In the mid-1950s, 22-year-old Nora Sayre left her beloved New York and headed for London. An English major from Radcliffe, she was lured by the mystique of Bloomsbury. She also wanted to flee her parents' tormented marriage, her mother's suicidal manic-depression and visits to the dismal psychiatric wards in Bellevue hospital.
She remained in London for five years. Looking back at that time in her memoir On the Wing, Sayre sees that those expatriate years made her the "observant stranger" Henry James chose to become. Ideal training for a writer, her outsider status changed her lens, challenged her assumptions. It was liberating, she writes, to reach maturity outside 1950s America, with its crushing conformity. The years in fog-bound London pushed back her horizons. Ironically, she also became "more American each month," going to third-grade American movies for nostalgic glimpses of Manhattan. Despite persistent Yank-bashing in Britain, and quips about "un-British" behavior provoked by the infamous antics of the House Committee on Un-American Activities back home, Sayre was not going to be one of those Anglophile Americans in London who pronounced the "h" in herb or said cheerio instead of goodbye.
A decade after the end of the war, there were still the remains of bombed-out buildings in central London. Domestic coal fires reinforced the thick yellow industrial fogs. Houses were cold and drafty, and Sayre discovered chilblains. Plumbing was often primitive. As a freelancer, working from her bed-sitter in Queen's Gate, Sayre competed for the pay phone in the hallway with an unemployed Irish journalist who struck matches on the seam of his trousers.

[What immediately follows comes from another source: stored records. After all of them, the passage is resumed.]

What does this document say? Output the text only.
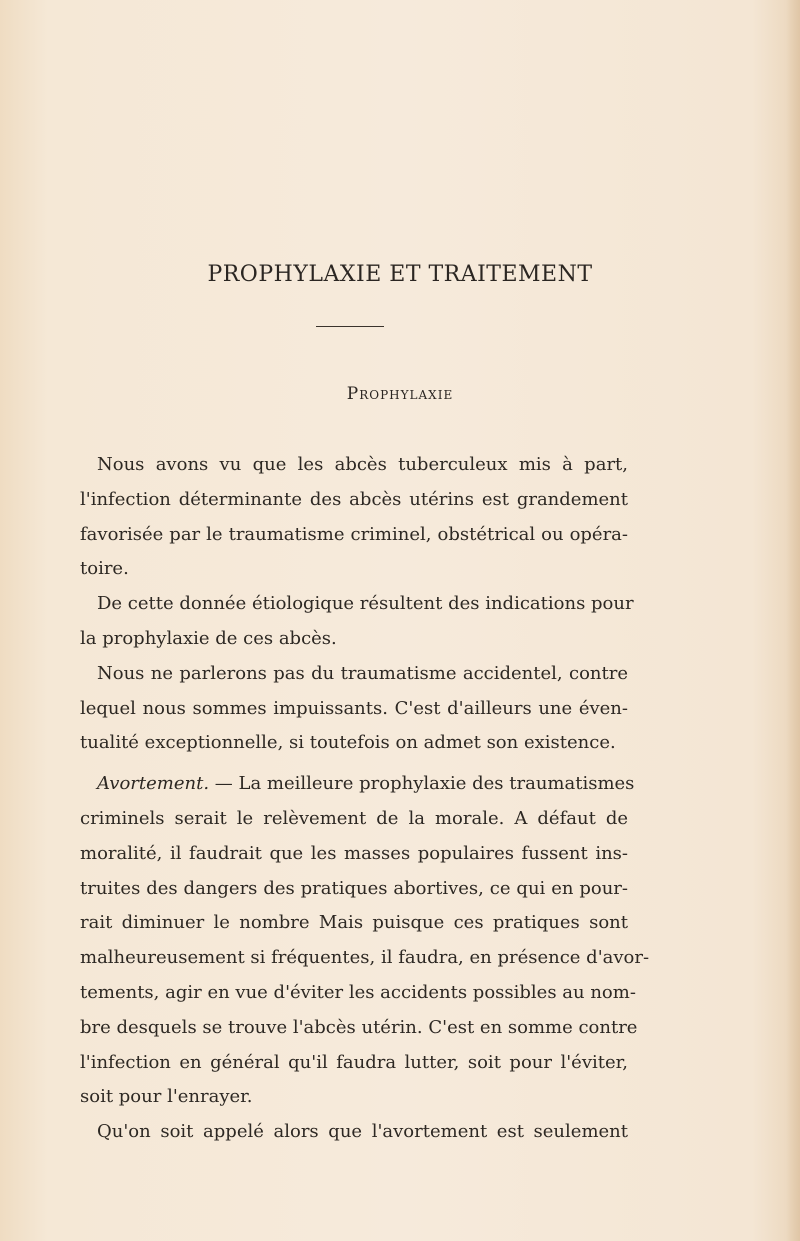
PROPHYLAXIE ET TRAITEMENT
Prophylaxie
Nous avons vu que les abcès tuberculeux mis à part,
l'infection déterminante des abcès utérins est grandement
favorisée par le traumatisme criminel, obstétrical ou opéra-
toire.
De cette donnée étiologique résultent des indications pour
la prophylaxie de ces abcès.
Nous ne parlerons pas du traumatisme accidentel, contre
lequel nous sommes impuissants. C'est d'ailleurs une éven-
tualité exceptionnelle, si toutefois on admet son existence.
Avortement. — La meilleure prophylaxie des traumatismes
criminels serait le relèvement de la morale. A défaut de
moralité, il faudrait que les masses populaires fussent ins-
truites des dangers des pratiques abortives, ce qui en pour-
rait diminuer le nombre Mais puisque ces pratiques sont
malheureusement si fréquentes, il faudra, en présence d'avor-
tements, agir en vue d'éviter les accidents possibles au nom-
bre desquels se trouve l'abcès utérin. C'est en somme contre
l'infection en général qu'il faudra lutter, soit pour l'éviter,
soit pour l'enrayer.
Qu'on soit appelé alors que l'avortement est seulement
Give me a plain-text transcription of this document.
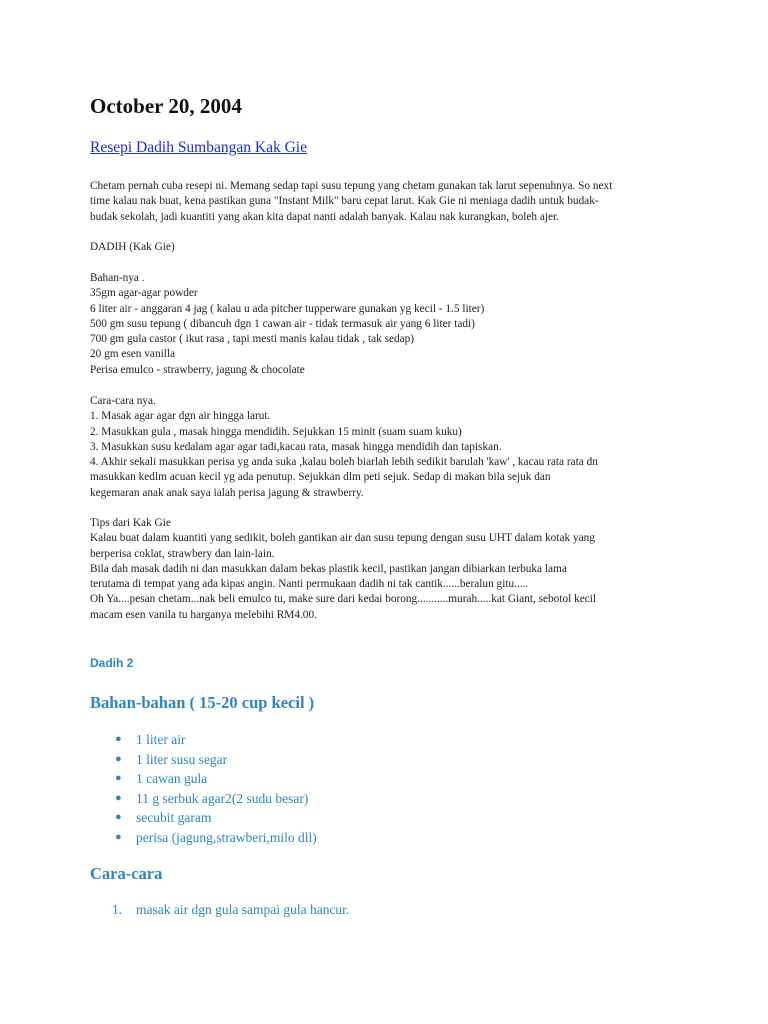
October 20, 2004
Resepi Dadih Sumbangan Kak Gie
Chetam pernah cuba resepi ni. Memang sedap tapi susu tepung yang chetam gunakan tak larut sepenuhnya. So next
time kalau nak buat, kena pastikan guna "Instant Milk" baru cepat larut. Kak Gie ni meniaga dadih untuk budak-
budak sekolah, jadi kuantiti yang akan kita dapat nanti adalah banyak. Kalau nak kurangkan, boleh ajer.
DADIH (Kak Gie)
Bahan-nya .
35gm agar-agar powder
6 liter air - anggaran 4 jag ( kalau u ada pitcher tupperware gunakan yg kecil - 1.5 liter)
500 gm susu tepung ( dibancuh dgn 1 cawan air - tidak termasuk air yang 6 liter tadi)
700 gm gula castor ( ikut rasa , tapi mesti manis kalau tidak , tak sedap)
20 gm esen vanilla
Perisa emulco - strawberry, jagung & chocolate
Cara-cara nya.
1. Masak agar agar dgn air hingga larut.
2. Masukkan gula , masak hingga mendidih. Sejukkan 15 minit (suam suam kuku)
3. Masukkan susu kedalam agar agar tadi,kacau rata, masak hingga mendidih dan tapiskan.
4. Akhir sekali masukkan perisa yg anda suka ,kalau boleh biarlah lebih sedikit barulah 'kaw' , kacau rata rata dn
masukkan kedlm acuan kecil yg ada penutup. Sejukkan dlm peti sejuk. Sedap di makan bila sejuk dan
kegemaran anak anak saya ialah perisa jagung & strawberry.
Tips dari Kak Gie
Kalau buat dalam kuantiti yang sedikit, boleh gantikan air dan susu tepung dengan susu UHT dalam kotak yang
berperisa coklat, strawbery dan lain-lain.
Bila dah masak dadih ni dan masukkan dalam bekas plastik kecil, pastikan jangan dibiarkan terbuka lama
terutama di tempat yang ada kipas angin. Nanti permukaan dadih ni tak cantik......beralun gitu.....
Oh Ya....pesan chetam...nak beli emulco tu, make sure dari kedai borong...........murah.....kat Giant, sebotol kecil
macam esen vanila tu harganya melebihi RM4.00.
Dadih 2
Bahan-bahan ( 15-20 cup kecil )
● 1 liter air
● 1 liter susu segar
● 1 cawan gula
● 11 g serbuk agar2(2 sudu besar)
● secubit garam
● perisa (jagung,strawberi,milo dll)
Cara-cara
1. masak air dgn gula sampai gula hancur.
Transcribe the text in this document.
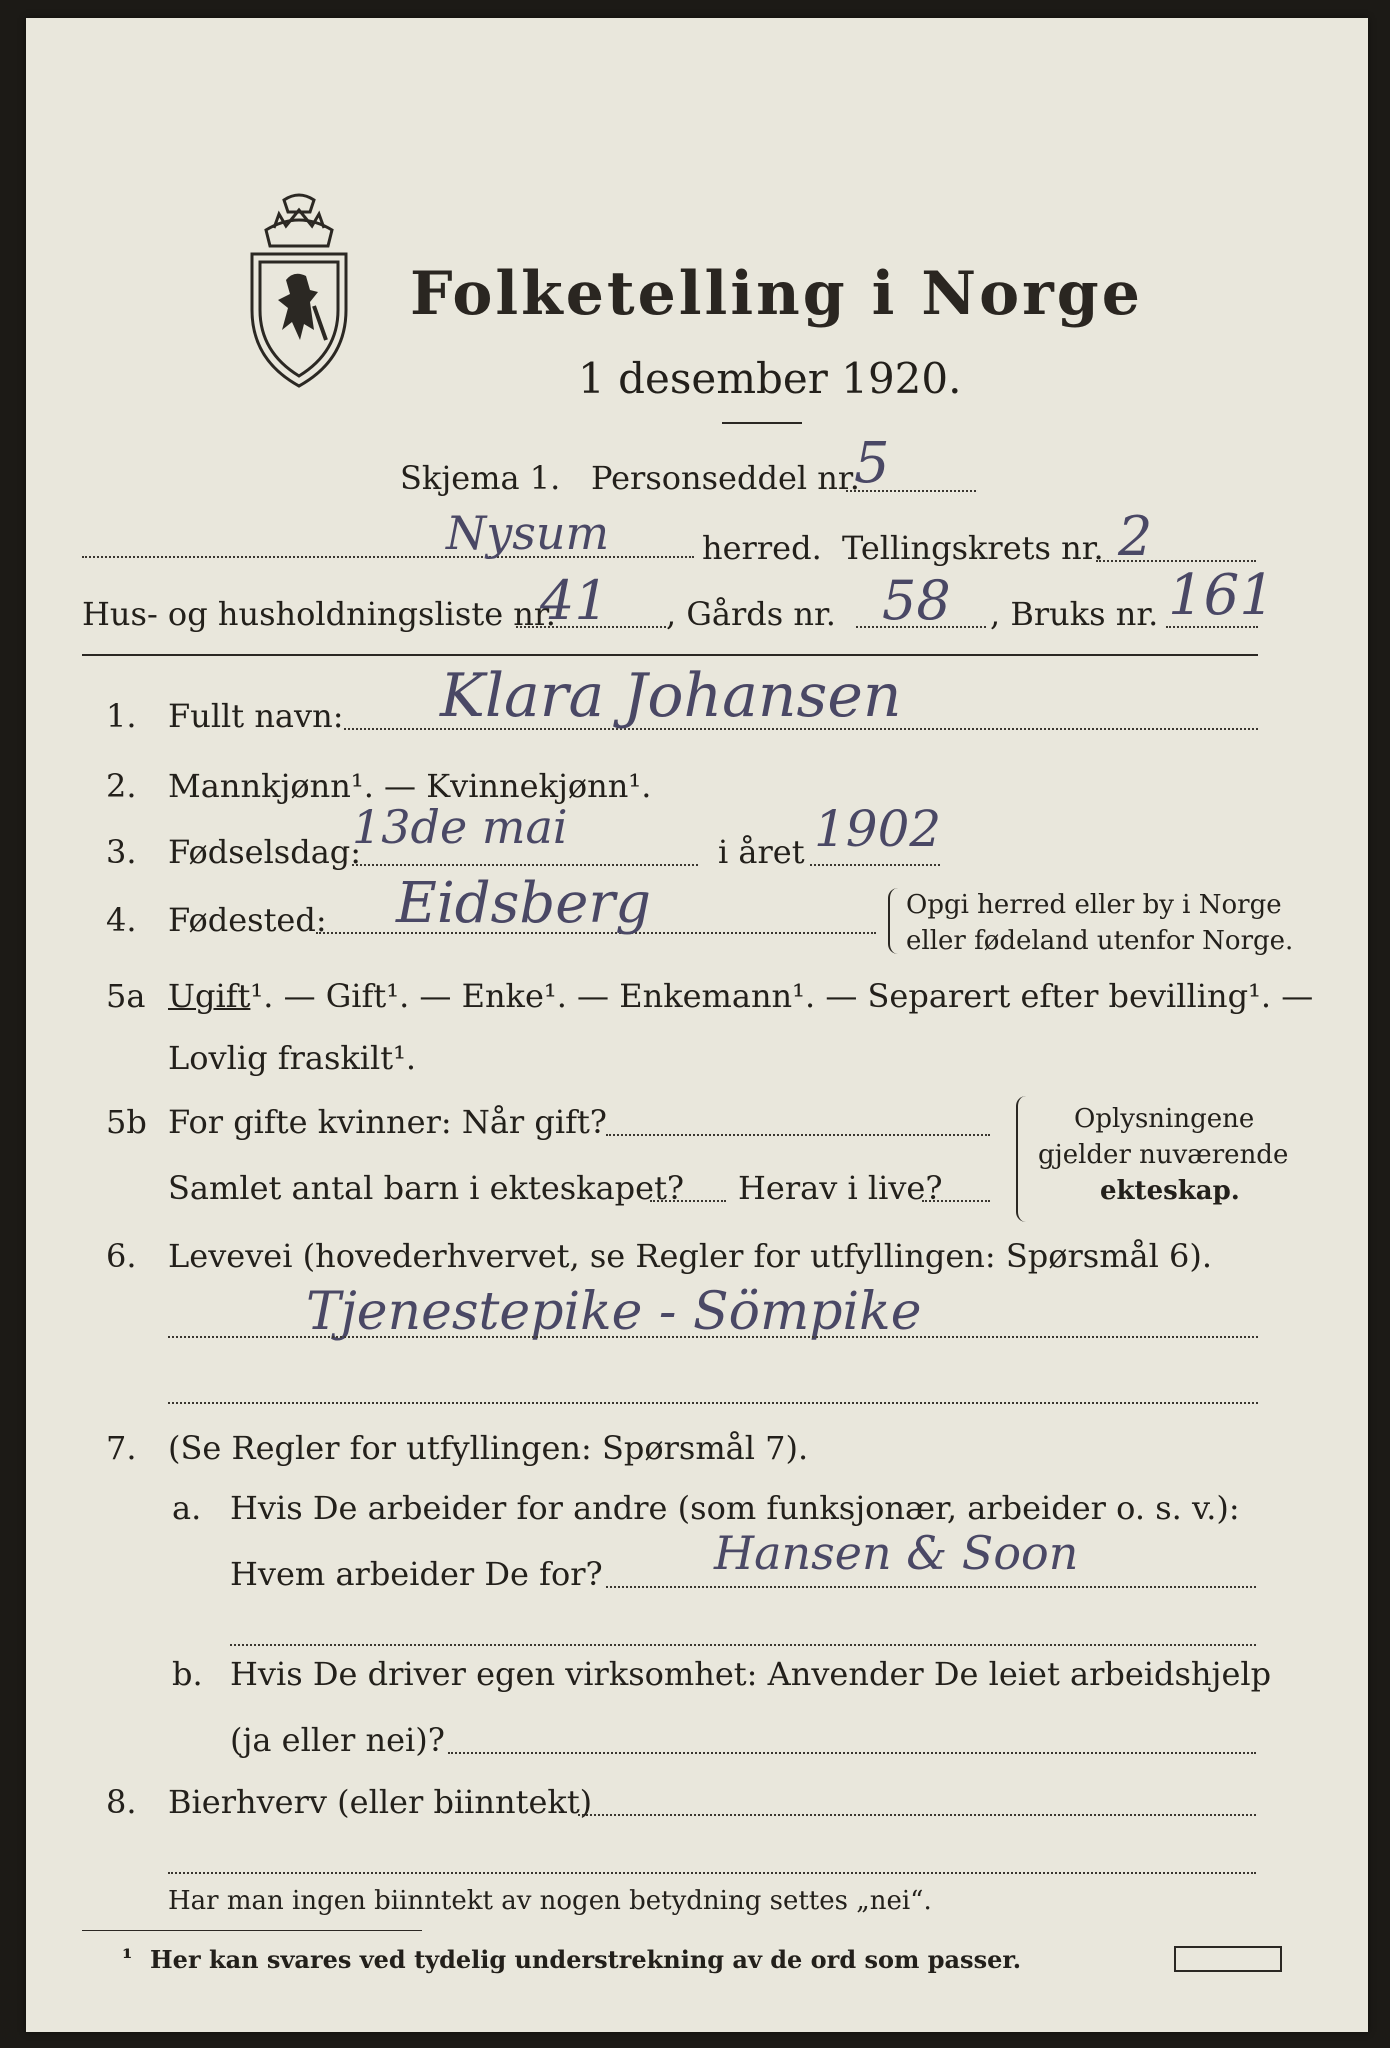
Folketelling i Norge
1 desember 1920.
Skjema 1. Personseddel nr.
5
Nysum	herred. Tellingskrets nr. 2
Hus- og husholdningsliste nr.
41 , Gårds nr. 58 , Bruks nr. 161
1. Fullt navn: Klara Johansen
2. Mannkjønn¹. — Kvinnekjønn¹.
3. Fødselsdag:
13de mai	i året 1902
4. Fødested: Eidsberg	Opgi herred eller by i Norge
eller fødeland utenfor Norge.
5a Ugift¹. — Gift¹. — Enke¹. — Enkemann¹. — Separert efter bevilling¹. —
Lovlig fraskilt¹.
5b For gifte kvinner: Når gift?
Samlet antal barn i ekteskapet? Herav i live?
Oplysningene
gjelder nuværende
ekteskap.
6. Levevei (hovederhvervet, se Regler for utfyllingen: Spørsmål 6).
Tjenestepike - Sömpike
7. (Se Regler for utfyllingen: Spørsmål 7).
a. Hvis De arbeider for andre (som funksjonær, arbeider o. s. v.):
Hvem arbeider De for? Hansen & Soon
b. Hvis De driver egen virksomhet: Anvender De leiet arbeidshjelp
(ja eller nei)?
8. Bierhverv (eller biinntekt)
Har man ingen biinntekt av nogen betydning settes „nei“.
¹ Her kan svares ved tydelig understrekning av de ord som passer.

She considered herself fortunate to be reviewing books for the left-wing weekly The New Statesman, widely regarded as Britain's foremost magazine of inquiry. In those shabby Grand Turnstile offices ("full of hot plates bubbling with tea or coffee or soup") she came into contact for the first time with political talk. In America, her generation had been sheltered, she claims, from recent historical realities.
Sayre had expected the British literary scene to resemble Bloomsbury. "How wrong I was." In postwar, welfare-conscious Britain, Virginia Woolf and her associates were regarded as snobbish upper-middle-class aesthetes. In those days, the "angry young men"–Kingsley Amis, Philip Larkin, John Osborne and others–held forth. Sayre was in the audience, thrilled by the daring diatribes she was hearing on stage, for the second performance of Osborne's Look Back in Anger. (Theater tickets were cheap, even for those on an austere budget like hers.) Among the rave reviews that came out the following Sunday, Kenneth Tynan wrote that Osborne's play had "lanced a boil." British audiences were hearing the language of the "sophisticate, articulate lower class" onstage, he said. Free education and state scholarships were finally denting the facade of British public school culture.
As Sayre points out, if one listened closely ("very closely"), these anti-Establishment writers were "railing against the welfare state and the lower middle classes, not the upper." By the 1970s they would emerge as extreme right-wingers. But at the time their ferocious eloquence and stubborn English nationalism seemed radical. Unlike the Bloomsbury set, they despised foreign travel. Sayre recalls that Larkin once said, "I wouldn't mind seeing China if I could come back the same day." Francophilia, formerly rampant in literary circles, was called French flu.